Wie bereits berichtet, hat die Kampagne «Agrarlobby stoppen» von WWF, Pro Natura, Birdlife und Greenpeace einigen Staub aufgewirbelt. Besonders delikat ist die Sache für die Agrarallianz, welche unter ihrem weiten Dach nicht nur die erwähnten Umweltverbände (ausser Greenpeace), sondern unter anderen auch IP-Suisse und Bio Suisse vereint.
Immer wieder in der Defensive
Bei der IP-Suisse ist man bereits gebranntes Kind. Nach der letzten ähnlich aggressiven Kampagne von Pro Natura vor einigen Jahren wurden Stimmen laut, die den Austritt aus der Agrarallianz verlangten. Durchsetzen konnten sich diese allerdings nicht. Präsident Res Stalder hat keine Freude an der neuen Kampagne: «Ich missbillige das», sagt er auf Anfrage, diese sei aber clever gemacht, indem sie am Schluss auf die Bauernfamilien ziele.
Stalder bereut, dass die Landwirtschaft immer wieder in die Defensive gerate. «Eigentlich sollten wir es mit guten gemeinsamen Werbeanstrengungen längst geschafft haben, dass diese Organisationen gar keine Plattform mehr erhalten für ihre aggressiven Kampagnen», sagt Stalder.
Gleichzeitig betont er, dass diese Kampagne nicht von der Agrarallianz aufgezogen sei. Und es stehe jeder Mitgliedorganisation frei, Werbung zu machen. Ähnlich tönt es bei Bio Suisse. «Als Mitglied kennen wir die unterschiedlichen Kräfte innerhalb des Schweizer Bauernverbands (SBV)», sagt Politchef Martin Bossard, «ebenso akzeptieren und verstehen wir die Rolle der Umweltverbände, die der bedrängten Natur und Umwelt eine Stimme geben». Dass Umweltverbände bessere Lösungen verlangen, sei ihre Aufgabe, er-läutert der Bio-Suisse-Vertreter.
Wird die Agrarpolitik gestärkt?
Bei der Agrarallianz selber trägt man die Aktion mit Fassung: «Es ist den Umweltorganisationen freigestellt, weitergehende Forderungen zu stellen», sagt Geschäftsführer Hansjürg Jäger. Ob sie damit die Dynamik im Sinne einer positiven Weiterentwicklung der Agrarpolitik stärkten, stehe auf einem anderen Blatt.

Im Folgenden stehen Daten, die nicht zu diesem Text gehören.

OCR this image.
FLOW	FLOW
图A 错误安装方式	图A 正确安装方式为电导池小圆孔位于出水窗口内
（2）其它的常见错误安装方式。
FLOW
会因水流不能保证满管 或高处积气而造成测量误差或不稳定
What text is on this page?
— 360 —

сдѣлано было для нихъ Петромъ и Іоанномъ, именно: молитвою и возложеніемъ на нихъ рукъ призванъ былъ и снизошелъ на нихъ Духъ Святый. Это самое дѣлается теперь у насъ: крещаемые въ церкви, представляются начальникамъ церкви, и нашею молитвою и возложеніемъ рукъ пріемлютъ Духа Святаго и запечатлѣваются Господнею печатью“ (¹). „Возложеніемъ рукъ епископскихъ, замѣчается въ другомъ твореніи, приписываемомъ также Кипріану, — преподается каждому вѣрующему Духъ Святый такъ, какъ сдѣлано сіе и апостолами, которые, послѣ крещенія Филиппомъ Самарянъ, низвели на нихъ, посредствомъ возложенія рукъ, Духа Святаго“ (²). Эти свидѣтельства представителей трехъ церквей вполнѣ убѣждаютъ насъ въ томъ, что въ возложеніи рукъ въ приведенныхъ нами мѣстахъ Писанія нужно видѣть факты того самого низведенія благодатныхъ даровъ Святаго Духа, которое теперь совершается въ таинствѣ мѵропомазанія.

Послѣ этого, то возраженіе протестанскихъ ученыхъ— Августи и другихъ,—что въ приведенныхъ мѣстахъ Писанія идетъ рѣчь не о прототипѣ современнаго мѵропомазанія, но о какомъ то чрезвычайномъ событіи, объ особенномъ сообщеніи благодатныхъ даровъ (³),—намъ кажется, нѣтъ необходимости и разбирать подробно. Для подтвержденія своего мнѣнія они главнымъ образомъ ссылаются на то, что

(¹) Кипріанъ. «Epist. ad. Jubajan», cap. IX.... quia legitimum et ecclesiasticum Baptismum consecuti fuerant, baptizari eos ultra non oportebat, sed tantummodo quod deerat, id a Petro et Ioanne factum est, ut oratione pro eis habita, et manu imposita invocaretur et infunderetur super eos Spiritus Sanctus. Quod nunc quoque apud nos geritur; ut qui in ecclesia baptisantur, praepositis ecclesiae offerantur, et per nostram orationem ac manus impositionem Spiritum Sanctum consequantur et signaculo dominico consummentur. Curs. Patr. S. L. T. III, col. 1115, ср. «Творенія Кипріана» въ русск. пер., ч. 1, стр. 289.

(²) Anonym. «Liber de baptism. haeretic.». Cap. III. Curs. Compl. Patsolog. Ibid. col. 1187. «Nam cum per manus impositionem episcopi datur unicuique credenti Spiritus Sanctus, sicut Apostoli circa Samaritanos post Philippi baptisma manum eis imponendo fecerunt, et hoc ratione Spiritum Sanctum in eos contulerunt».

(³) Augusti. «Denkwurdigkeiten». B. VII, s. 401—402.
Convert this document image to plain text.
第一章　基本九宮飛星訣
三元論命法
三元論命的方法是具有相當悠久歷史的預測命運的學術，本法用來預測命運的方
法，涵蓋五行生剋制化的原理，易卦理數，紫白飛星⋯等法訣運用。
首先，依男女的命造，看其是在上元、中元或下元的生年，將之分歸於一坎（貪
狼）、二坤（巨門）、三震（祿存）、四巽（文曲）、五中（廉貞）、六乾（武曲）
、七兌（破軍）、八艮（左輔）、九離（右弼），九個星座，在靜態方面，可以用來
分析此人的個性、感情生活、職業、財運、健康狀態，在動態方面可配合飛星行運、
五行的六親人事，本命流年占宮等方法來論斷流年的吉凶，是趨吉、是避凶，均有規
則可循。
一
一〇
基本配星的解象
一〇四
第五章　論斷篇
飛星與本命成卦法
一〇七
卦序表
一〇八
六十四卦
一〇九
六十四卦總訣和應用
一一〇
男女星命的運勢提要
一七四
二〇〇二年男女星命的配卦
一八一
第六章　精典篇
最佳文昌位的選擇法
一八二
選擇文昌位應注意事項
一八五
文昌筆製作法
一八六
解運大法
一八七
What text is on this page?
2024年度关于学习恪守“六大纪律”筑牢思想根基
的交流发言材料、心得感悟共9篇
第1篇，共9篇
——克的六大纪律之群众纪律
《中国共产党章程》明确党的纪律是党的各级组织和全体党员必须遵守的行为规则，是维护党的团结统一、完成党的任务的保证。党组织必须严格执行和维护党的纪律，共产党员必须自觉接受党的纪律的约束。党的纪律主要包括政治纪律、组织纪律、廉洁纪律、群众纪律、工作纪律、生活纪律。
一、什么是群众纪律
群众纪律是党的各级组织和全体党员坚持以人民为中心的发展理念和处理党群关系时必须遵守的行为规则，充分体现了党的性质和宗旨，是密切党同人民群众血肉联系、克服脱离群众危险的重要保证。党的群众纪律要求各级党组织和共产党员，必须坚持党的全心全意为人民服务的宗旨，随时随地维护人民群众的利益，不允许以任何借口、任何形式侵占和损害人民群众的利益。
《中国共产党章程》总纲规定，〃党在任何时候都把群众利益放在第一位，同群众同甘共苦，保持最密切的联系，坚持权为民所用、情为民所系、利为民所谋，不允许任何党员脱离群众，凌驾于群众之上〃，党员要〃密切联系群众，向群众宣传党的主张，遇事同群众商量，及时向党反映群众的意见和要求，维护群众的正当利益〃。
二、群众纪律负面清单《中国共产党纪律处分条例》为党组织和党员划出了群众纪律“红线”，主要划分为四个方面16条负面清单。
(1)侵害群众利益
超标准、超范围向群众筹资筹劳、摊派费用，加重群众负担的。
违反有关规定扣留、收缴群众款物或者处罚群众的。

Skeptisch ist auch ein weiteres wichtiges bäuerliches Mitglied der Agrarallianz. Dieser regt sich hinter vorgehaltener Hand über das «Puff» auf, welches durch die Kampagne losgetreten wird. Was im Moment unter potenziellen Freunden abgehe, sei nicht normal, ergänzt er.
Pro Natura kontert Kritik
Bei Pro Natura kontert man die Kritik. Mit der AP 22+ liege ein guter Kompromiss auf dem Tisch, der Bund habe sich die Mühe genommen, den Mittelweg zu gehen. «Der SBV ist aber nicht bereit, sich einen Millimeter zu bewegen», so Marcel Liner, Landwirtschafts-Verantwortlicher von Pro Natura, deshalb habe man diese Kampagne lanciert.
Es sei ihm bewusst, dass die Kampagne plakativ und direkt sei, sagt Marcel Liner. Es habe ihn gefreut, dass ihn aufgrund der provokativen Formulierung auch Bauern angerufen hätten, um sich zu beschweren. «So kommen wir in den Dialog», sagt Liner.
Kampagne wird von Roche-Stiftung mitfinanziert
Die «Agrarlobby stoppen»-Kampagne ist vor allem in Städten plakatiert. Kampagnenleiter Jonas Schmid vom WWF beziffert die laufenden Kosten auf 750 000 Fr. Finanziert wird das Projekt durch die Stiftung für nachhaltige Landwirtschaft, die von der im Umweltschutz tätigen Stiftung MAVA finanziert wird. Man sei aber offen für weitere Geldgeber. MAVA wurde von Luc Hofmann, einem Erbe der Chemie-Dynastie Hofmann-La Roche gegründet. MAVA-Präsident André Hofmann ist Vizepräsident des Roche-Verwaltungsrats.